During the first quarter of 2011 Cooper recognized a gain from discontinued operations of $190.3 million (net of tax of $105.6 million) or $1.14 per share in connection with the consummation of the settlement agreement with Pneumo Abex. As a result of the settlement agreement, Cooper and its subsidiaries have no further obligations under a Mutual Guaranty Agreement with Pneumo Abex, pursuant to which an affiliate of Cooper had assumed the defense and indemnity of certain asbestos related claims. The amount of the non-cash gain from discontinued operations reflects the difference between the Company's accrual for its potential liability and defense costs (on an undiscounted basis), net of certain anticipated insurance recoveries, and the amounts payable pursuant to the settlement agreement.
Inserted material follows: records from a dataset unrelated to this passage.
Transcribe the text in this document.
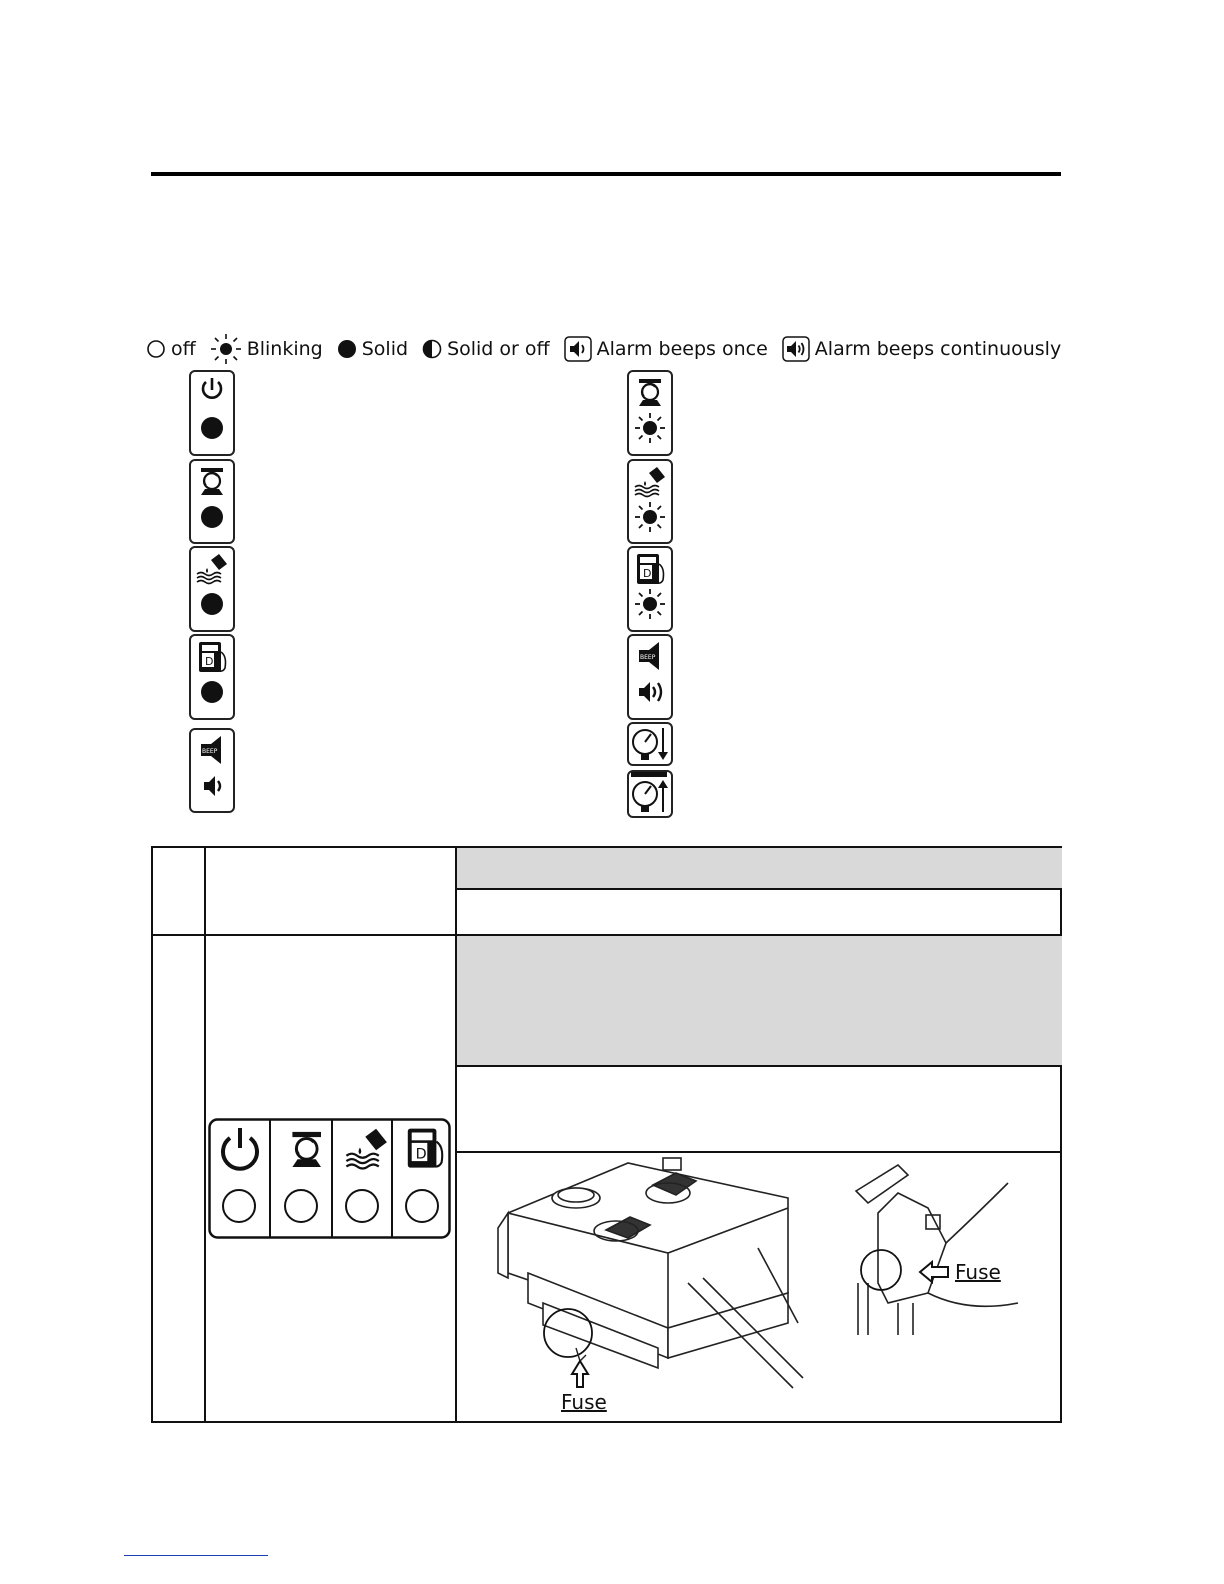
off	Blinking Solid Solid or off Alarm beeps once Alarm beeps continuously
Fuse
Fuse
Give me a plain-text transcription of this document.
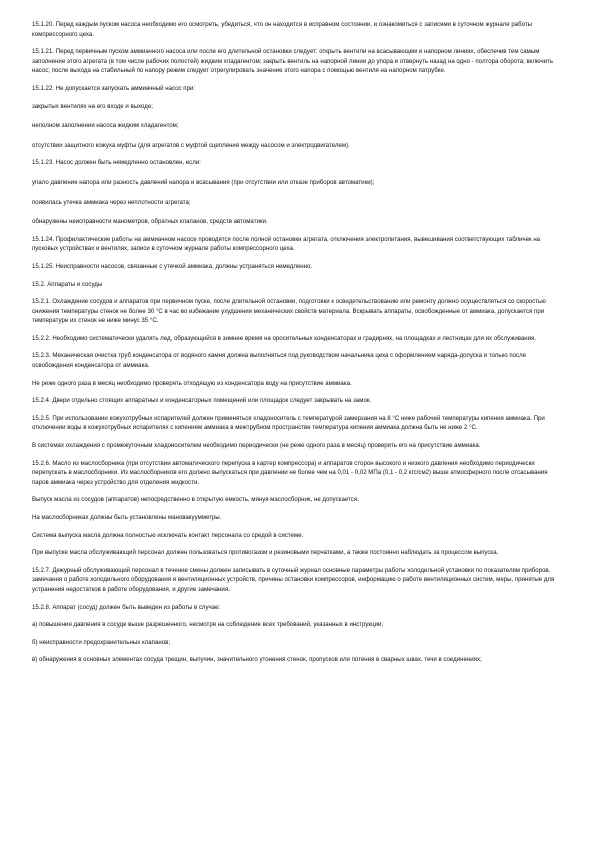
15.1.20. Перед каждым пуском насоса необходимо его осмотреть, убедиться, что он находится в исправном состоянии, и ознакомиться с записями в суточном журнале работы компрессорного цеха.

15.1.21. Перед первичным пуском аммиачного насоса или после его длительной остановки следует: открыть вентили на всасывающем и напорном линиях, обеспечив тем самым заполнение этого агрегата (в том числе рабочих полостей) жидким хладагентом; закрыть вентиль на напорной линии до упора и отвернуть назад на одно - полтора оборота; включить насос; после выхода на стабильный по напору режим следует отрегулировать значение этого напора с помощью вентиля на напорном патрубке.

15.1.22. Не допускается запускать аммиачный насос при:

закрытых вентилях на его входе и выходе;

неполном заполнении насоса жидким хладагентом;

отсутствии защитного кожуха муфты (для агрегатов с муфтой сцепления между насосом и электродвигателем).

15.1.23. Насос должен быть немедленно остановлен, если:

упало давление напора или разность давлений напора и всасывания (при отсутствии или отказе приборов автоматики);

появилась утечка аммиака через неплотности агрегата;

обнаружены неисправности манометров, обратных клапанов, средств автоматики.

15.1.24. Профилактические работы на аммиачном насосе проводятся после полной остановки агрегата, отключения электропитания, вывешивания соответствующих табличек на пусковых устройствах и вентилях, записи в суточном журнале работы компрессорного цеха.

15.1.25. Неисправности насосов, связанные с утечкой аммиака, должны устраняться немедленно.

15.2. Аппараты и сосуды

15.2.1. Охлаждение сосудов и аппаратов при первичном пуске, после длительной остановки, подготовки к освидетельствованию или ремонту должно осуществляться со скоростью снижения температуры стенок не более 30 °С в час во избежание ухудшения механических свойств материала. Вскрывать аппараты, освобожденные от аммиака, допускается при температуре их стенок не ниже минус 35 °С.

15.2.2. Необходимо систематически удалять лед, образующийся в зимнее время на оросительных конденсаторах и градирнях, на площадках и лестницах для их обслуживания.

15.2.3. Механическая очистка труб конденсатора от водяного камня должна выполняться под руководством начальника цеха с оформлением наряда-допуска и только после освобождения конденсатора от аммиака.

Не реже одного раза в месяц необходимо проверять отходящую из конденсатора воду на присутствие аммиака.

15.2.4. Двери отдельно стоящих аппаратных и конденсаторных помещений или площадок следует закрывать на замок.

15.2.5. При использовании кожухотрубных испарителей должен применяться хладоноситель с температурой замерзания на 8 °С ниже рабочей температуры кипения аммиака. При отключении воды в кожухотрубных испарителях с кипением аммиака в межтрубном пространстве температура кипения аммиака должна быть не ниже 2 °С.

В системах охлаждения с промежуточным хладоносителем необходимо периодически (не реже одного раза в месяц) проверять его на присутствие аммиака.

15.2.6. Масло из маслосборника (при отсутствии автоматического перепуска в картер компрессора) и аппаратов сторон высокого и низкого давления необходимо периодически перепускать в маслосборники. Из маслосборников его должно выпускаться при давлении не более чем на 0,01 - 0,02 МПа (0,1 - 0,2 кгс/см2) выше атмосферного после отсасывания паров аммиака через устройство для отделения жидкости.

Выпуск масла из сосудов (аппаратов) непосредственно в открытую емкость, минуя маслосборник, не допускается.

На маслосборниках должны быть установлены мановакуумметры.

Система выпуска масла должна полностью исключать контакт персонала со средой в системе.

При выпуске масла обслуживающий персонал должен пользоваться противогазом и резиновыми перчатками, а также постоянно наблюдать за процессом выпуска.

15.2.7. Дежурный обслуживающий персонал в течение смены должен записывать в суточный журнал основные параметры работы холодильной установки по показателям приборов, замечания о работе холодильного оборудования и вентиляционных устройств, причины остановки компрессоров, информацию о работе вентиляционных систем, меры, принятые для устранения недостатков в работе оборудования, и другие замечания.

15.2.8. Аппарат (сосуд) должен быть выведен из работы в случае:

а) повышения давления в сосуде выше разрешенного, несмотря на соблюдение всех требований, указанных в инструкции;

б) неисправности предохранительных клапанов;

в) обнаружения в основных элементах сосуда трещин, выпучин, значительного утонения стенок, пропусков или потения в сварных швах, течи в соединениях;
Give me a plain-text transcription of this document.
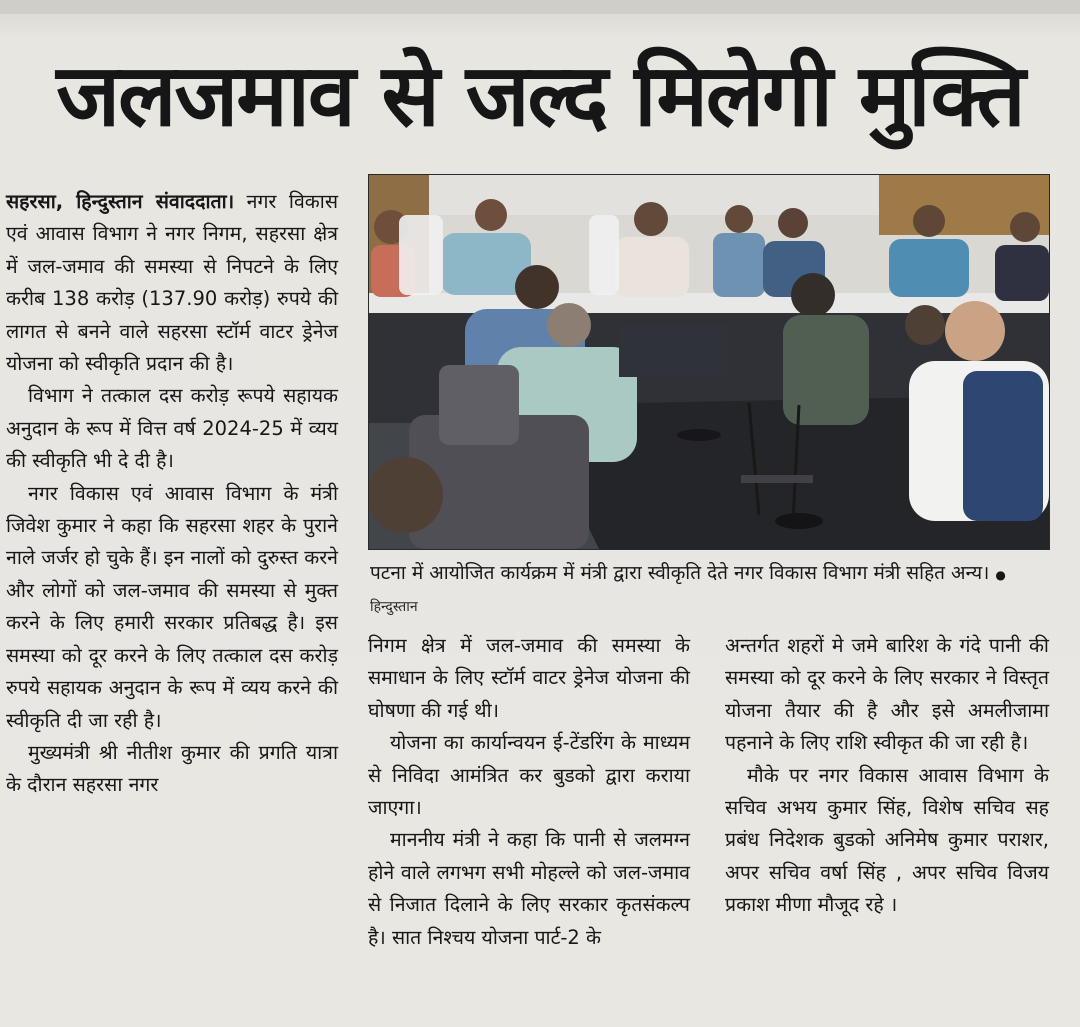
जलजमाव से जल्द मिलेगी मुक्ति

सहरसा, हिन्दुस्तान संवाददाता। नगर विकास एवं आवास विभाग ने नगर निगम, सहरसा क्षेत्र में जल-जमाव की समस्या से निपटने के लिए करीब 138 करोड़ (137.90 करोड़) रुपये की लागत से बनने वाले सहरसा स्टॉर्म वाटर ड्रेनेज योजना को स्वीकृति प्रदान की है।

विभाग ने तत्काल दस करोड़ रूपये सहायक अनुदान के रूप में वित्त वर्ष 2024-25 में व्यय की स्वीकृति भी दे दी है।

नगर विकास एवं आवास विभाग के मंत्री जिवेश कुमार ने कहा कि सहरसा शहर के पुराने नाले जर्जर हो चुके हैं। इन नालों को दुरुस्त करने और लोगों को जल-जमाव की समस्या से मुक्त करने के लिए हमारी सरकार प्रतिबद्ध है। इस समस्या को दूर करने के लिए तत्काल दस करोड़ रुपये सहायक अनुदान के रूप में व्यय करने की स्वीकृति दी जा रही है।

मुख्यमंत्री श्री नीतीश कुमार की प्रगति यात्रा के दौरान सहरसा नगर

पटना में आयोजित कार्यक्रम में मंत्री द्वारा स्वीकृति देते नगर विकास विभाग मंत्री सहित अन्य। ● हिन्दुस्तान

निगम क्षेत्र में जल-जमाव की समस्या के समाधान के लिए स्टॉर्म वाटर ड्रेनेज योजना की घोषणा की गई थी।

योजना का कार्यान्वयन ई-टेंडरिंग के माध्यम से निविदा आमंत्रित कर बुडको द्वारा कराया जाएगा।

माननीय मंत्री ने कहा कि पानी से जलमग्न होने वाले लगभग सभी मोहल्ले को जल-जमाव से निजात दिलाने के लिए सरकार कृतसंकल्प है। सात निश्चय योजना पार्ट-2 के

अन्तर्गत शहरों मे जमे बारिश के गंदे पानी की समस्या को दूर करने के लिए सरकार ने विस्तृत योजना तैयार की है और इसे अमलीजामा पहनाने के लिए राशि स्वीकृत की जा रही है।

मौके पर नगर विकास आवास विभाग के सचिव अभय कुमार सिंह, विशेष सचिव सह प्रबंध निदेशक बुडको अनिमेष कुमार पराशर, अपर सचिव वर्षा सिंह , अपर सचिव विजय प्रकाश मीणा मौजूद रहे ।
During the first quarter of 2011 Cooper reported free cash flow use of $25.6 million. The company's total debt net of cash as of March 31 was $427.8 million, which resulted in a 10.7% net debt to capitalization ratio. “The first quarter reported free cash flow results reflect working capital investments to support our strong revenue performance and increased investments to fund growth initiatives. With an exceptionally strong balance sheet, we will continue to fund internal growth projects and capitalize on an improving acquisition pipeline,” said Hachigian.